A cultura é a base, o reconhecimento
de quem eu sou. a Paulina, aquela mulher que nasceu em Manjacaze e cresceu no
subúrbio, que tem a língua materna x, que é filha deste país e pertence ao
mundo. Muitas vezes, o que faz com que o ser não avance é o pensar que “não
falo bem português”, “não sou capaz porque a minha pele é mais escura”,
“não venho de um estrato social assim, assim”. O padrão do colonialismo, às
vezes, cria obstáculos para que a pessoa avance. Uma vez, estava numa
conferência na Alemanha, com super-doutores de muitos países, incluindo de Moçambique
e Portugal, que foram apresentar aquelas lindíssimas comunicações e falavam
muito bem português. Quando chego, perguntam: “O que vem cá fazer a Paulina?
Nem tem formação superior...”. E, de repente, uma criança alemã
(devia ter uns oito anos) levantou-se no meio da conferência e gritou:
“Conte-me uma história africana”. Os doutoríssimos todos olharam-se e
descobriram que eles têm conhecimento, mas a história africana sou eu!

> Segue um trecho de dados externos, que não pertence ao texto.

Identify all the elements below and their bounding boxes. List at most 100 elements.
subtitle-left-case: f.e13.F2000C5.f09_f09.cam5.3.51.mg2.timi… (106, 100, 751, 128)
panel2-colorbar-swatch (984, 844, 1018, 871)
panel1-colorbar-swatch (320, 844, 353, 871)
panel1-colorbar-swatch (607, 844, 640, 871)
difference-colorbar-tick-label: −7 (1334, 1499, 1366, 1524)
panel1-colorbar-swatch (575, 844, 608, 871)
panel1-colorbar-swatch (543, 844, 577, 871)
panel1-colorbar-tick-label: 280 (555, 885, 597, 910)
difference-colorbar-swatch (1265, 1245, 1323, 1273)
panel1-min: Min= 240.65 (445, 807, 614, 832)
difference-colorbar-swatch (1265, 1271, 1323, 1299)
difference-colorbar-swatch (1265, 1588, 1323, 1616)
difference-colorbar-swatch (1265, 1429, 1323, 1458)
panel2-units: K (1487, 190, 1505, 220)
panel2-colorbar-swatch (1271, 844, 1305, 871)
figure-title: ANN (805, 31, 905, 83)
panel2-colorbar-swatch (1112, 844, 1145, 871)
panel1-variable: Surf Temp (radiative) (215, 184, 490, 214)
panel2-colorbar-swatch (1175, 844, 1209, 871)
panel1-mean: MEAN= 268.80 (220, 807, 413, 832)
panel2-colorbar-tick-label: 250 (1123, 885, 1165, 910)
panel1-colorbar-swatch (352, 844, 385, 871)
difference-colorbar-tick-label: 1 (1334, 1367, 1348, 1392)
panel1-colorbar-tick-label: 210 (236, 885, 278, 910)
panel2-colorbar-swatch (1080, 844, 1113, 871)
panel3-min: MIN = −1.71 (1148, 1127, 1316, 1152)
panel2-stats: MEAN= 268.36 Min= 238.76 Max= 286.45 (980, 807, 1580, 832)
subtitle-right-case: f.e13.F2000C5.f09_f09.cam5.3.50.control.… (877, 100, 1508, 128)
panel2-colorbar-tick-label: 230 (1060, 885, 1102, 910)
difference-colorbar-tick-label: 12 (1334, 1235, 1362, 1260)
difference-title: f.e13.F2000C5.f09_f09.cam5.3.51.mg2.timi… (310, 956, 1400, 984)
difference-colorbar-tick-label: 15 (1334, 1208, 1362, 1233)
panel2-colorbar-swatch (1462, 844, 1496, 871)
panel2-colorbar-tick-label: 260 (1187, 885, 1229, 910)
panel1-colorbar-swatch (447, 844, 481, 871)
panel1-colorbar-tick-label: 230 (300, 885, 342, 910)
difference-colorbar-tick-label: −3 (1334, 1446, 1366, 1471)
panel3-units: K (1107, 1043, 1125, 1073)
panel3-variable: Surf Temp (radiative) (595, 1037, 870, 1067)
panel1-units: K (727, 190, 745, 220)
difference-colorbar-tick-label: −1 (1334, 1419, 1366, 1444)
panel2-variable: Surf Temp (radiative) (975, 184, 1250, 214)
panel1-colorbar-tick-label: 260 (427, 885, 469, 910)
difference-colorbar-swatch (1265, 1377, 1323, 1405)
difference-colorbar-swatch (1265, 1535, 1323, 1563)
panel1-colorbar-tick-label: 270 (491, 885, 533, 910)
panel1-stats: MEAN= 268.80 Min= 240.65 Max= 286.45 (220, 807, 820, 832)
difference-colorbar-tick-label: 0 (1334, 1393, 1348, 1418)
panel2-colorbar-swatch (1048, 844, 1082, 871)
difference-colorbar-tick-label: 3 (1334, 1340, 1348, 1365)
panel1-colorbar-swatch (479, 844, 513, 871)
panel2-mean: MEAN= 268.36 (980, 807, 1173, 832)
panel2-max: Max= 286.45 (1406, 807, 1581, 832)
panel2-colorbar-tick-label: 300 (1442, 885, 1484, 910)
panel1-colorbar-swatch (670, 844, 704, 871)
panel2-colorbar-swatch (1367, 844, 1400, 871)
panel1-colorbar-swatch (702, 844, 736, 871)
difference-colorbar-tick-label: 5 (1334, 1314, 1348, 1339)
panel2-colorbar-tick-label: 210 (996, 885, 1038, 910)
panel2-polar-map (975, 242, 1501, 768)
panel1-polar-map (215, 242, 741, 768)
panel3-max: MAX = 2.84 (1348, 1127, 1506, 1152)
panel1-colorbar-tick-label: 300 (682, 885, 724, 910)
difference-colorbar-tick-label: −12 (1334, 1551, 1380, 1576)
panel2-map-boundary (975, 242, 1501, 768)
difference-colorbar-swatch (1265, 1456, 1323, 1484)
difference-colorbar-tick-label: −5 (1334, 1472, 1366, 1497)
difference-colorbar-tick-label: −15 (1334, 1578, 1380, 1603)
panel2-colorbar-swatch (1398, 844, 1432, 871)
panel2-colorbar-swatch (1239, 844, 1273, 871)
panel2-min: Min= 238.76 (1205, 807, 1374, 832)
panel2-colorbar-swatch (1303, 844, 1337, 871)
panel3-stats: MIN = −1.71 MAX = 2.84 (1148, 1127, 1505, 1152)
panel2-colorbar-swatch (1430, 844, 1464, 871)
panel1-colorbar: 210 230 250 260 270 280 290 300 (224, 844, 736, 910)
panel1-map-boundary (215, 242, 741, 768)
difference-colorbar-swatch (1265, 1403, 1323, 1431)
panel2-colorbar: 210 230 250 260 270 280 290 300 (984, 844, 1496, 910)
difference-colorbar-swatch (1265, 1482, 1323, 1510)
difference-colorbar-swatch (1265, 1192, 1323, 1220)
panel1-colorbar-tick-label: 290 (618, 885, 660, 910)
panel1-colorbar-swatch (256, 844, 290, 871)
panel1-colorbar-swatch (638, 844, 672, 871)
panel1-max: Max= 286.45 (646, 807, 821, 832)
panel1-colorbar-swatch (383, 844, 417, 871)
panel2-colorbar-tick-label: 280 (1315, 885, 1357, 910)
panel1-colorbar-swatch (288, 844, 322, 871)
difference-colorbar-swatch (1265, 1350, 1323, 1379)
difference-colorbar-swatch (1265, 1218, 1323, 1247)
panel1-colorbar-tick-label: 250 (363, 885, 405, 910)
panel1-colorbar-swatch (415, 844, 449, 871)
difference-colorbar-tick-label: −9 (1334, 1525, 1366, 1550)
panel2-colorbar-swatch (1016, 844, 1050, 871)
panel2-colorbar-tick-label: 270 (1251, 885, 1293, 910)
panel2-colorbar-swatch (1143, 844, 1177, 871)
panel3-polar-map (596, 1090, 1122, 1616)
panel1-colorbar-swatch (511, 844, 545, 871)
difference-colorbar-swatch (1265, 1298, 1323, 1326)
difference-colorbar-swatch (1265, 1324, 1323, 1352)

Levantei-me e contei a história. quando termino, a sala devia ter, sem exagero,
mil pessoas a aplaudir, e a história foi a marca de toda a conferência. Foi aí
que aprendi: se queres ser alguém e caminhar, aceita como és - gorda, magra,
escura, changana, macua, rica... - e vai: liberta-te dos preconceitos. Foi
assim que venci e aqui estou.
A obra “Sétimo juramento” é uma
viagem a um mundo cheio de emoções e aborda a feitiçaria com frontalidade. Como
pode este tipo de crença acrescentar valor à sociedade?

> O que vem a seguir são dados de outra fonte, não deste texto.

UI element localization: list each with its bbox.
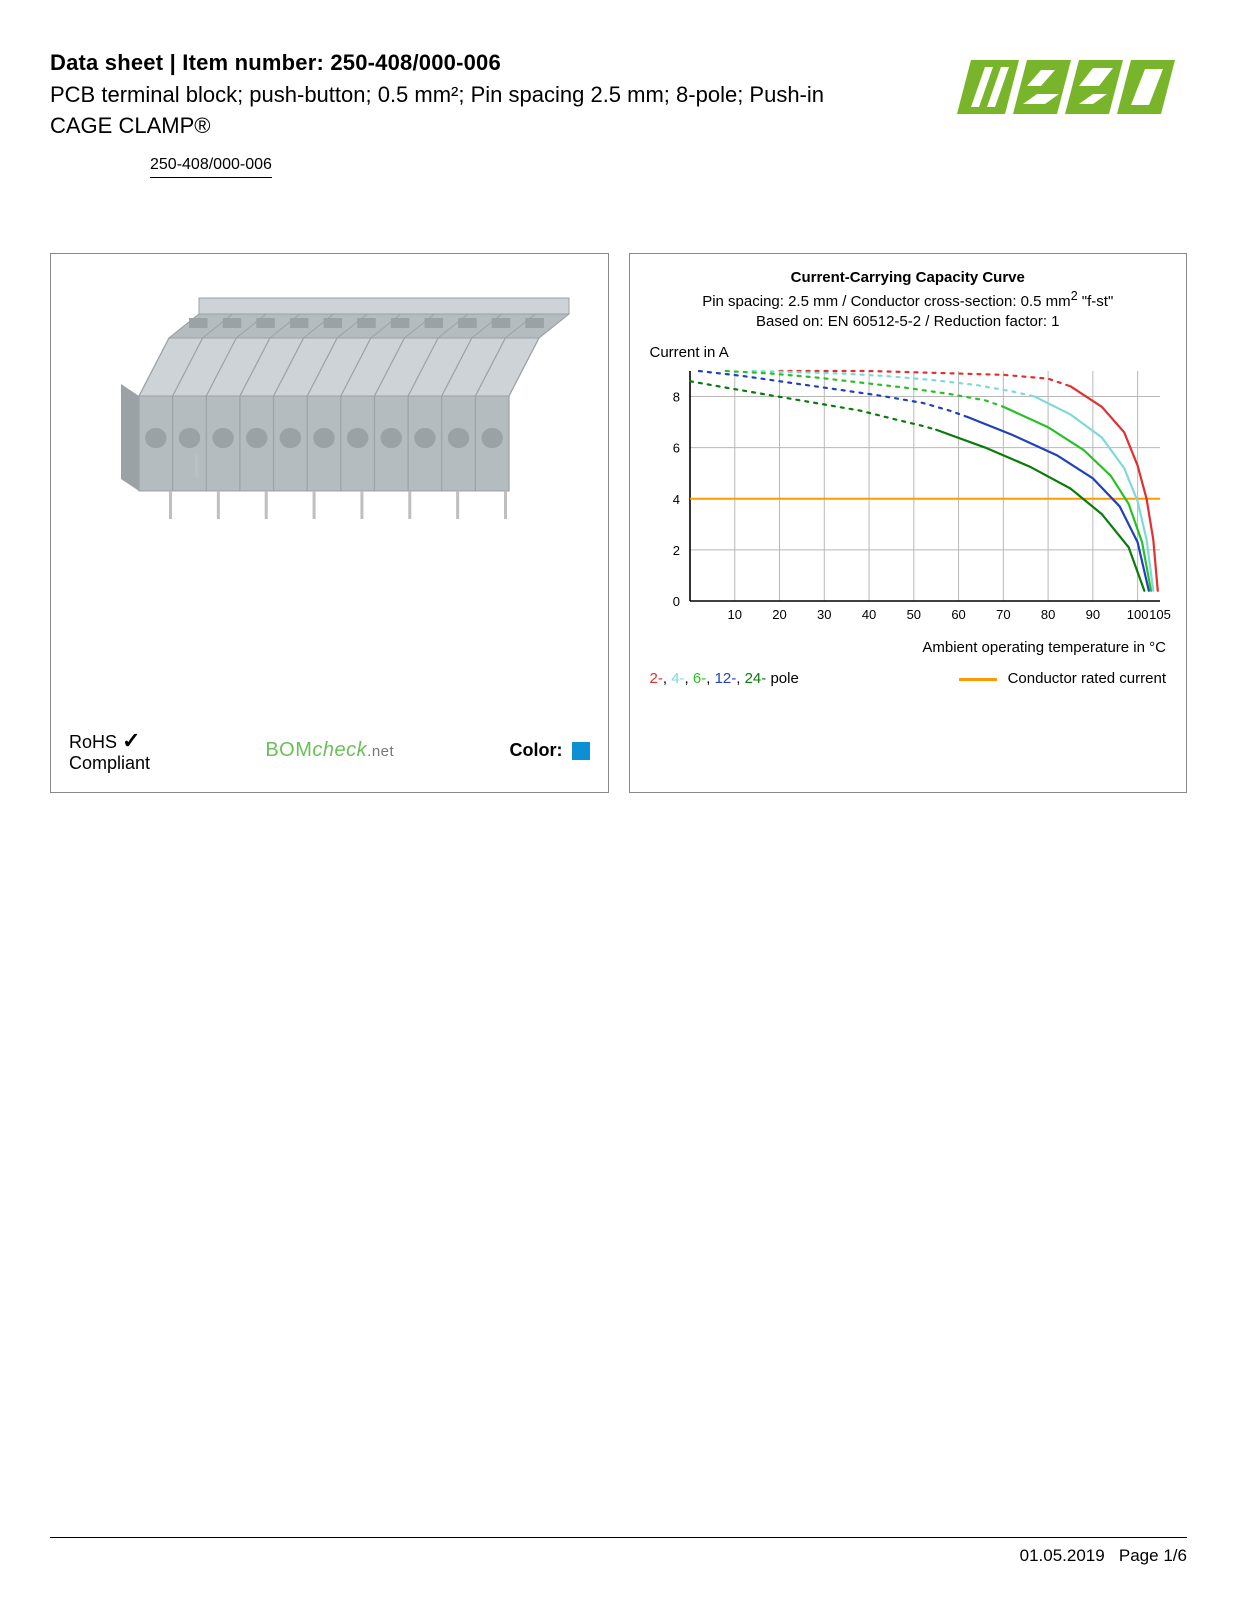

No “Sétimo juramento” há várias
crenças, mitos que encontro, por exemplo, na Bíblia Sagrada. mas quando o povo
fala, é obscuro, é esta a diferença, porque a base é a mesma. A sociedade
precisa de mitos (todas precisam de mitos) mas a minha grande questão é esta:
por que acreditar na feitiçaria? Eu descrevo a crença na feitiçaria não por acreditar
que há ou não feiticeiros, mas porque esta crença faz vítimas. Há muita gente
que morre acusada de o ser.
No “Sétimo juramento” há muitas
mortes...
Exactamente. No quotidiano, na
televisão, a gente vê matarem uma velha porque era feiticeira... E, depois, os
ditos eruditos têm medo de falar destas verdades. Mas é preciso falar da
feitiçaria, sim, entender a dimensão desta crença, deste mito, e aos poucos
começar a desmantelá-lo. O ser humano precisa de mitos para viver. quando o
mito vem do estrangeiro, é sagrado; quando vem do africano, é diabólico. Não
estou de acordo com isso. Com as forças que tiver, vou lutar para fazer
perceber que uma crença é uma crença e não a raça nem o país de onde vem. O
mundo moderno também está cheio de mitos extremamente negativos. quando ligamos
a televisão, vemos que um louco foi matar 200 estudantes num lugar qualquer
porque acha que é sagrado. Isso são mitos negativos da Modernidade...
Quando a organização social de uma
sociedade assenta na magia ou na feitiçaria, como pode o Governo, com recurso
ao conhecimento ocidental, lidar com os problemas dessa comunidade?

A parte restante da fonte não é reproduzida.